Thinking about these two articles and what they mean for learning how to search, I am struck by the wedge being driven between academia and the rest of the world when it comes to how we know. For those few, those lucky few with an affiliation with a large research library, access to “high impact” literature is routine. For everyone else, it’s a question of how badly you want to know. Do you want to know so badly that you’ll pay $35.00 for every possibly relevant article? You couldn’t afford to indulge your curiosity very often at those rates.
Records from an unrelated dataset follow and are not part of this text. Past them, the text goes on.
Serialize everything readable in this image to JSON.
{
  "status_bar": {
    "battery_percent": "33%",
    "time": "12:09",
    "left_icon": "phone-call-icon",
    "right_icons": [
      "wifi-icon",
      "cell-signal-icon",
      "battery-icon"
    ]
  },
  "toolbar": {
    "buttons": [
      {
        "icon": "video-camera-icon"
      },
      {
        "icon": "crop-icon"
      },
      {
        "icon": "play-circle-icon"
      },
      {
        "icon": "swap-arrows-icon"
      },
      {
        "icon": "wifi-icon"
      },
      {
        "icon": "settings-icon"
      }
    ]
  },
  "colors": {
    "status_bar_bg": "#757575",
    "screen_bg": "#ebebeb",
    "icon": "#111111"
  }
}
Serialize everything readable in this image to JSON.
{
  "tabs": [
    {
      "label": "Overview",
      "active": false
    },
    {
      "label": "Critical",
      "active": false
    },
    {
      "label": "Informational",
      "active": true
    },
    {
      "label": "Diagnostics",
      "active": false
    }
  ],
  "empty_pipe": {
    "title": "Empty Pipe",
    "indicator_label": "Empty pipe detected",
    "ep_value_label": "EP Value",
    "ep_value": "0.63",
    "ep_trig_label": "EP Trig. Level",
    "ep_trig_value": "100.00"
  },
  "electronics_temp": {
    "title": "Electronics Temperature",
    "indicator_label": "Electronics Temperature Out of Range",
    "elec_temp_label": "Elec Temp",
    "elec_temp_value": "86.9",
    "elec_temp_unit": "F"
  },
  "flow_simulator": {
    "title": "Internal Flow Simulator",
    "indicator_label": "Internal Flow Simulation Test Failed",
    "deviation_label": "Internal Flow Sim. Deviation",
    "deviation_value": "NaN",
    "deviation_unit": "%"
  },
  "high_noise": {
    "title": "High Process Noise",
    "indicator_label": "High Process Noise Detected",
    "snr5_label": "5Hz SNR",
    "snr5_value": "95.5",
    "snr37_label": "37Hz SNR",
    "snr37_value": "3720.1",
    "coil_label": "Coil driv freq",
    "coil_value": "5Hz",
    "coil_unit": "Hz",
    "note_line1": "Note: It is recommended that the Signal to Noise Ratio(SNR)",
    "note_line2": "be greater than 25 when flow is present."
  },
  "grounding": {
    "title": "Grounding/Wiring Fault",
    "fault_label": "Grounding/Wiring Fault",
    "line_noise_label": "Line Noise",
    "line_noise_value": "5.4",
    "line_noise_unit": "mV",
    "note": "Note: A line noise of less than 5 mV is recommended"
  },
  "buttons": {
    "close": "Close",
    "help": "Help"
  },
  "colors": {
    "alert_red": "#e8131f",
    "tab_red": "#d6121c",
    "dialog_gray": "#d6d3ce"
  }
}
As this valuable research is locked up behind paywalls, a secondary knowledge market, a free market, is springing up, and Lear cites several studies that suggest younger scholars are gravitating toward that freer market. If our instruction focuses too much on how our libraries work and how to coax articles out of proprietary databases, we are guaranteeing that most of our undergraduates will be practicing a kind of research they will no longer be able to do once they graduate. For whatever reason, libraries have thrown their lot in with the kind of information that can’t be shared (how counterintuitive is that?) and then, since we want to use those expensive tools, that’s what we tend to encourage students to do.
And this brings me to the third thing that I recently read, “How Academic Libraries Annoy Academics ” by a scholar-slash-librarian in Canada. It recounts a frustrated attempt to get a book the author needed to consult while revising a manuscript. The catalog said it was on the shelf, so off he (or she) went, but it wasn’t on the shelf. After having to log onto a computer to check the call number (using a slow computer that took five minutes just to wake up and say hello) she (or he) double-checked the shelf. Nope. Not there. After reporting the problem through a “report a problem” button built into the catalog, the author returned to his (or her) office only to be met with a message saying that requests to have a book traced had to be reported in person in the library. Upon which news the frustrated author found a used copy for sale online.This is so horribly, hilariously familiar, it made me wince in sympathy.But it also made me think that these are exactly the small things, the seemingly trivial things, that can drive people to find ways around libraries.
Somehow, we need to make sure that we aren’t turning libraries into walled gardens of overpriced material only available to the few, that when we introduce undergraduates to search, we recognize that searching is not a matter of tool use but is a creative and critical part of the research process and so teach it in the context of learning language, finding connections, and looking for patterns - and that as we do all that, we don’t forget that interrupting people on their way to a source by inserting glitches and delays and thoughtless procedures makes it impossible to feel the thrill of the chase. If we can't give undergraduates a taste of that thrill, they will never develop the itch of curiosity that we hope they will take with them, an unshakable reminder of how to think for themselves productively.